How do you think sound mixing and production has changed from when you started out to the current times?

I think over the years, it all started to blend. It used to be just pop music, it used to be just rock, used to be only hip hop, but I think now there’s pop, there’s pop R&B, there’s trap R&B, there’s rock with hip hop. Jazz has also progressed, so I think with the sonics and the production of the genres, I think they’re all blending together, which I think is really cool because the next generation of listeners, they are introduced to more genres. I think it’s all getting influenced by each other. I feel like R&B might have a space coming up soon.

What are you looking forward to?

I’m working with an artiste named Corday. He’s a younger artiste, his first album was nominated for a Grammy, and now we’re working on the third and fourth at the same time. We just did a European tour this past fall and he’s got some more tour dates coming up. I’m also starting to do some one-on-one mentorship with younger engineers and producers because I want to give back and share what I know as well. I started out in a large format studio where you would be an intern and made coffee and went on food runs and cleaned the bathroom and then you worked your way up to engineering. You get to learn all the gear and work under a successful engineer and ask a few questions here and there and learn about studio etiquette. I feel like a lot of the younger engineers or the newer engineers don’t really have access to that because many start with a studio in their room and YouTube. All that is great, it gives you all the information. But I think there is something nice about having a one-on-one with someone and asking questions. All that comes with experience which I learned the hard way. I’m also working on something in Dubai.

What advice would you give to someone who wants to pursue this career?

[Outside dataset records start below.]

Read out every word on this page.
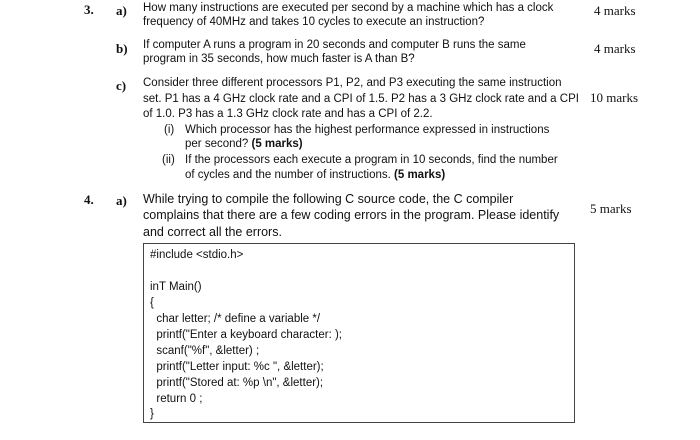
3. a) How many instructions are executed per second by a machine which has a clock
frequency of 40MHz and takes 10 cycles to execute an instruction?
4 marks
b) If computer A runs a program in 20 seconds and computer B runs the same
program in 35 seconds, how much faster is A than B?
4 marks
c) Consider three different processors P1, P2, and P3 executing the same instruction
set. P1 has a 4 GHz clock rate and a CPI of 1.5. P2 has a 3 GHz clock rate and a CPI
of 1.0. P3 has a 1.3 GHz clock rate and has a CPI of 2.2.
10 marks
(i) Which processor has the highest performance expressed in instructions
per second? (5 marks)
(ii) If the processors each execute a program in 10 seconds, find the number
of cycles and the number of instructions. (5 marks)
4. a) While trying to compile the following C source code, the C compiler
complains that there are a few coding errors in the program. Please identify
and correct all the errors.
5 marks
#include <stdio.h>
inT Main()
{
char letter; /* define a variable */
printf("Enter a keyboard character: );
scanf("%f", &letter) ;
printf("Letter input: %c ", &letter);
printf("Stored at: %p \n", &letter);
return 0 ;
}
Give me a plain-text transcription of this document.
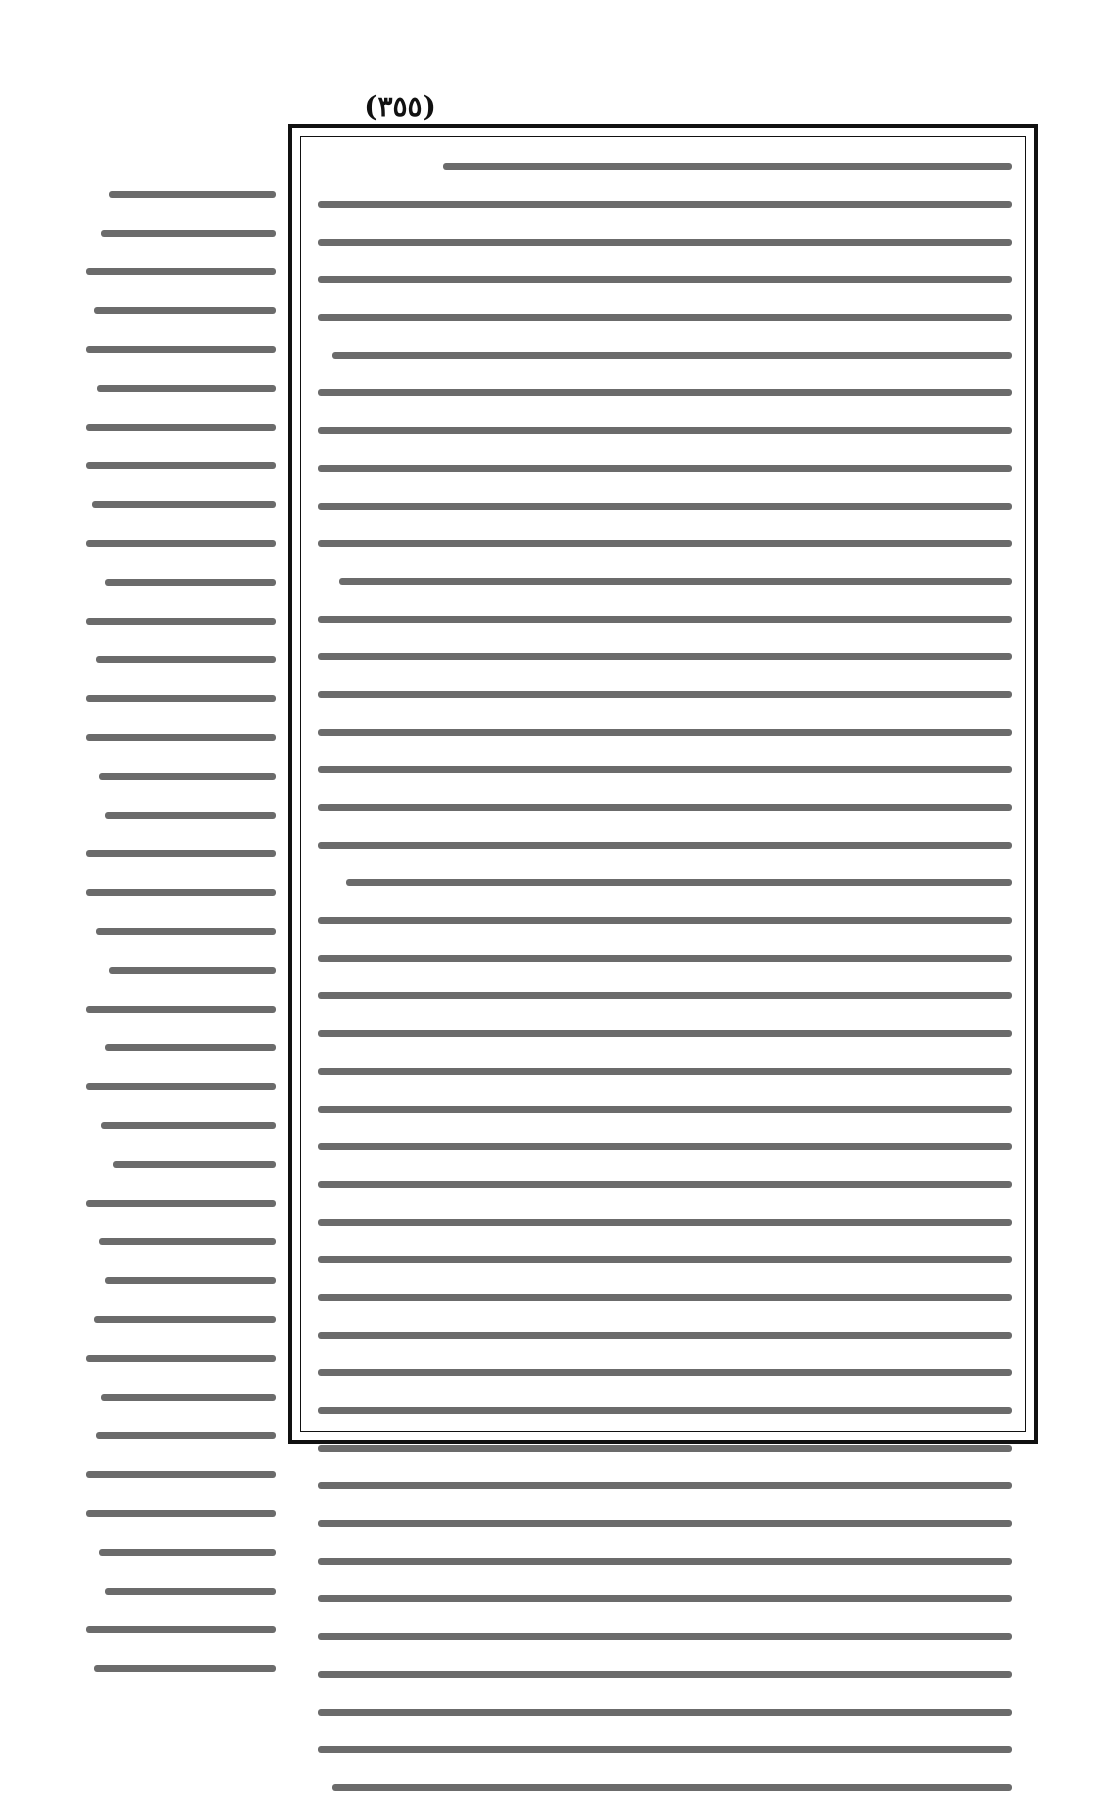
(٣٥٥)
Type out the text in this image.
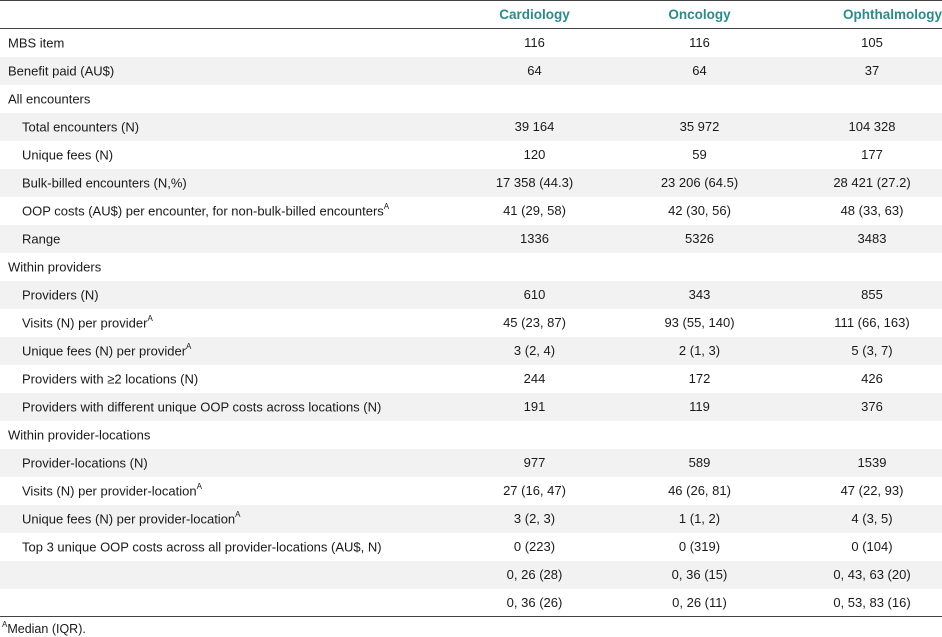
	Cardiology	Oncology	Ophthalmology
MBS item	116	116	105
Benefit paid (AU$)	64	64	37
All encounters			
Total encounters (N)	39 164	35 972	104 328
Unique fees (N)	120	59	177
Bulk-billed encounters (N,%)	17 358 (44.3)	23 206 (64.5)	28 421 (27.2)
OOP costs (AU$) per encounter, for non-bulk-billed encounters$^A$	41 (29, 58)	42 (30, 56)	48 (33, 63)
Range	1336	5326	3483
Within providers			
Providers (N)	610	343	855
Visits (N) per provider$^A$	45 (23, 87)	93 (55, 140)	111 (66, 163)
Unique fees (N) per provider$^A$	3 (2, 4)	2 (1, 3)	5 (3, 7)
Providers with ≥2 locations (N)	244	172	426
Providers with different unique OOP costs across locations (N)	191	119	376
Within provider-locations			
Provider-locations (N)	977	589	1539
Visits (N) per provider-location$^A$	27 (16, 47)	46 (26, 81)	47 (22, 93)
Unique fees (N) per provider-location$^A$	3 (2, 3)	1 (1, 2)	4 (3, 5)
Top 3 unique OOP costs across all provider-locations (AU$, N)	0 (223)	0 (319)	0 (104)
	0, 26 (28)	0, 36 (15)	0, 43, 63 (20)
	0, 36 (26)	0, 26 (11)	0, 53, 83 (16)
$^A$Median (IQR).
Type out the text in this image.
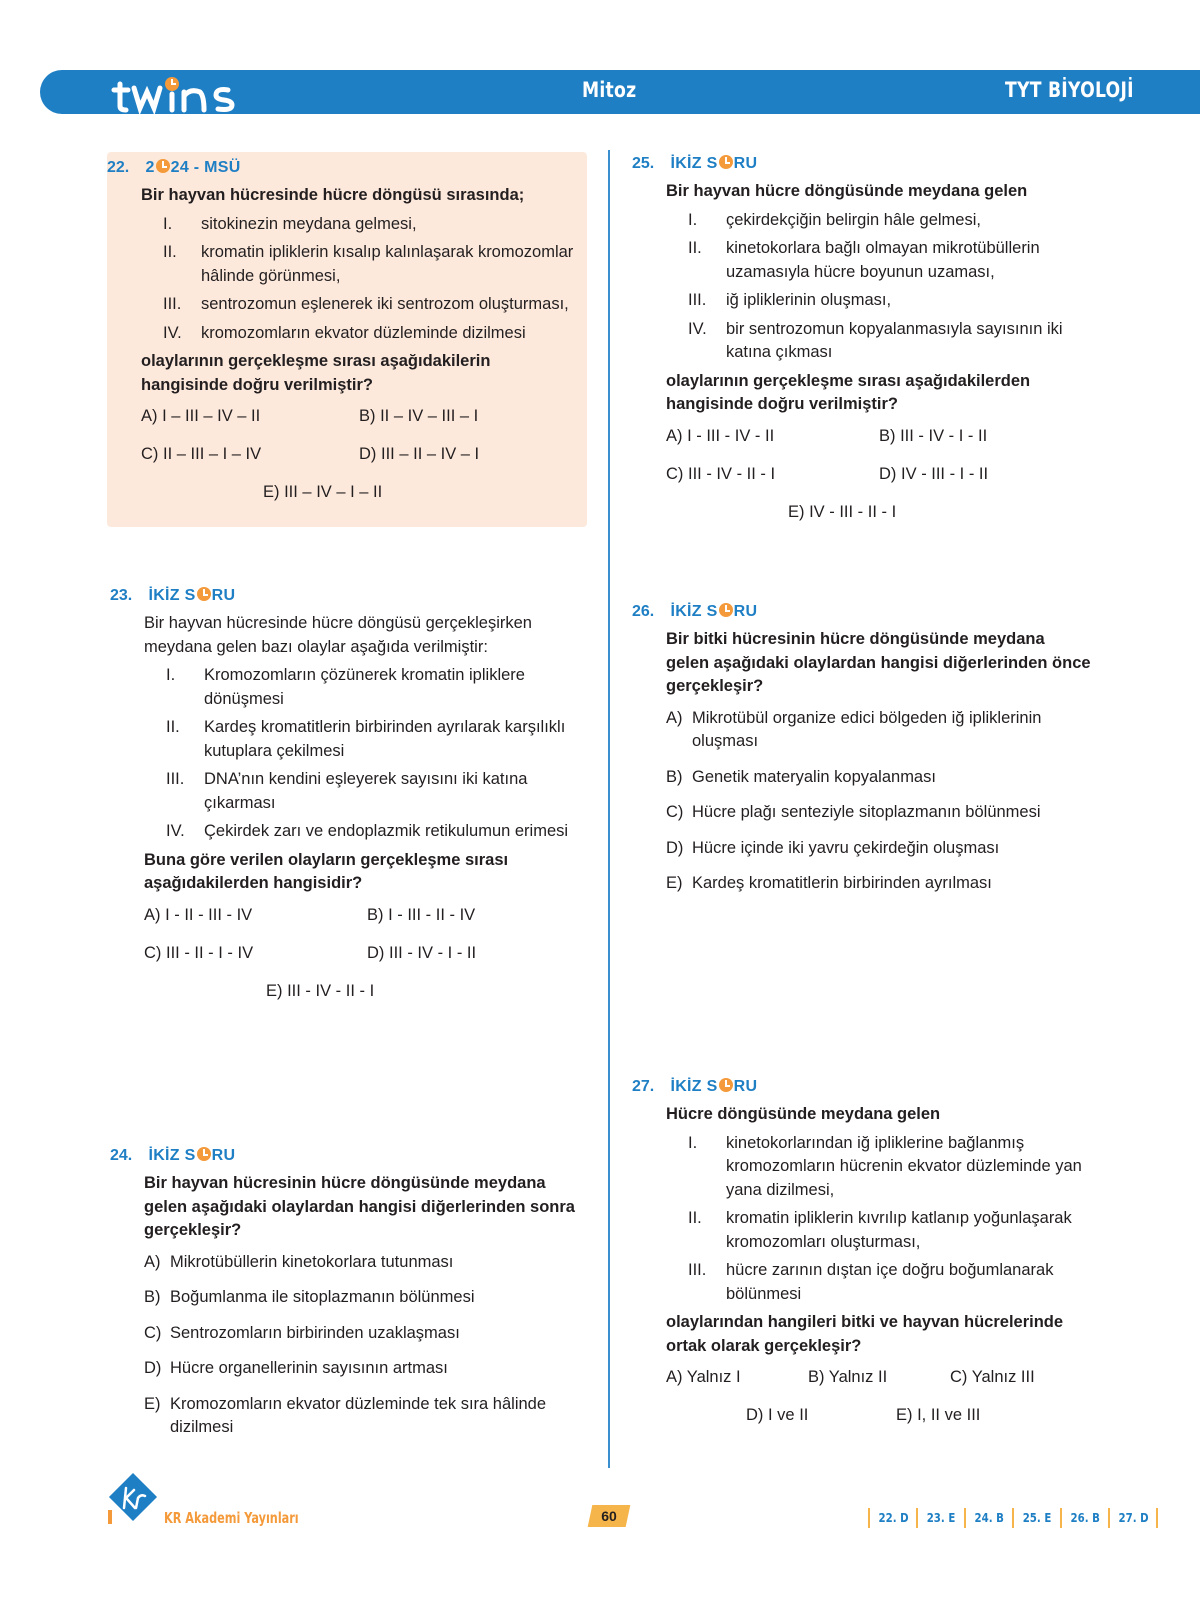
Mitoz	TYT BİYOLOJİ
22. 2 24 - MSÜ
Bir hayvan hücresinde hücre döngüsü sırasında;
I. sitokinezin meydana gelmesi,
II. kromatin ipliklerin kısalıp kalınlaşarak kromozomlar hâlinde görünmesi,
III. sentrozomun eşlenerek iki sentrozom oluşturması,
IV. kromozomların ekvator düzleminde dizilmesi
olaylarının gerçekleşme sırası aşağıdakilerin hangisinde doğru verilmiştir?
A) I – III – IV – II	B) II – IV – III – I
C) II – III – I – IV	D) III – II – IV – I
E) III – IV – I – II
23. İKİZ S RU
Bir hayvan hücresinde hücre döngüsü gerçekleşirken meydana gelen bazı olaylar aşağıda verilmiştir:
I. Kromozomların çözünerek kromatin ipliklere dönüşmesi
II. Kardeş kromatitlerin birbirinden ayrılarak karşılıklı kutuplara çekilmesi
III. DNA’nın kendini eşleyerek sayısını iki katına çıkarması
IV. Çekirdek zarı ve endoplazmik retikulumun erimesi
Buna göre verilen olayların gerçekleşme sırası aşağıdakilerden hangisidir?
A) I - II - III - IV	B) I - III - II - IV
C) III - II - I - IV	D) III - IV - I - II
E) III - IV - II - I
24. İKİZ S RU
Bir hayvan hücresinin hücre döngüsünde meydana gelen aşağıdaki olaylardan hangisi diğerlerinden sonra gerçekleşir?
A) Mikrotübüllerin kinetokorlara tutunması
B) Boğumlanma ile sitoplazmanın bölünmesi
C) Sentrozomların birbirinden uzaklaşması
D) Hücre organellerinin sayısının artması
E) Kromozomların ekvator düzleminde tek sıra hâlinde dizilmesi
25. İKİZ S RU
Bir hayvan hücre döngüsünde meydana gelen
I. çekirdekçiğin belirgin hâle gelmesi,
II. kinetokorlara bağlı olmayan mikrotübüllerin uzamasıyla hücre boyunun uzaması,
III. iğ ipliklerinin oluşması,
IV. bir sentrozomun kopyalanmasıyla sayısının iki katına çıkması
olaylarının gerçekleşme sırası aşağıdakilerden hangisinde doğru verilmiştir?
A) I - III - IV - II	B) III - IV - I - II
C) III - IV - II - I	D) IV - III - I - II
E) IV - III - II - I
26. İKİZ S RU
Bir bitki hücresinin hücre döngüsünde meydana gelen aşağıdaki olaylardan hangisi diğerlerinden önce gerçekleşir?
A) Mikrotübül organize edici bölgeden iğ ipliklerinin oluşması
B) Genetik materyalin kopyalanması
C) Hücre plağı senteziyle sitoplazmanın bölünmesi
D) Hücre içinde iki yavru çekirdeğin oluşması
E) Kardeş kromatitlerin birbirinden ayrılması
27. İKİZ S RU
Hücre döngüsünde meydana gelen
I. kinetokorlarından iğ ipliklerine bağlanmış kromozomların hücrenin ekvator düzleminde yan yana dizilmesi,
II. kromatin ipliklerin kıvrılıp katlanıp yoğunlaşarak kromozomları oluşturması,
III. hücre zarının dıştan içe doğru boğumlanarak bölünmesi
olaylarından hangileri bitki ve hayvan hücrelerinde ortak olarak gerçekleşir?
A) Yalnız I	B) Yalnız II	C) Yalnız III
D) I ve II	E) I, II ve III
KR Akademi Yayınları	60	22. D 23. E 24. B 25. E 26. B 27. D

I would say to be the yes man. Take every opportunity to learn from your peers, because this is a very competitive industry, but it’s a really small one at the same time, so the knowledge you can gain from your friend and the process of both of you figuring stuff out will be great. It is also important to keep remembering not to give up because there are so many ups and downs, so many highs and lows, and you have to believe in yourself. Don’t worry about it and just keep going and be a good person, because that longevity is better than you being a jerk. Be a good person, work hard, don’t give up, work with your friends, and learn from each other.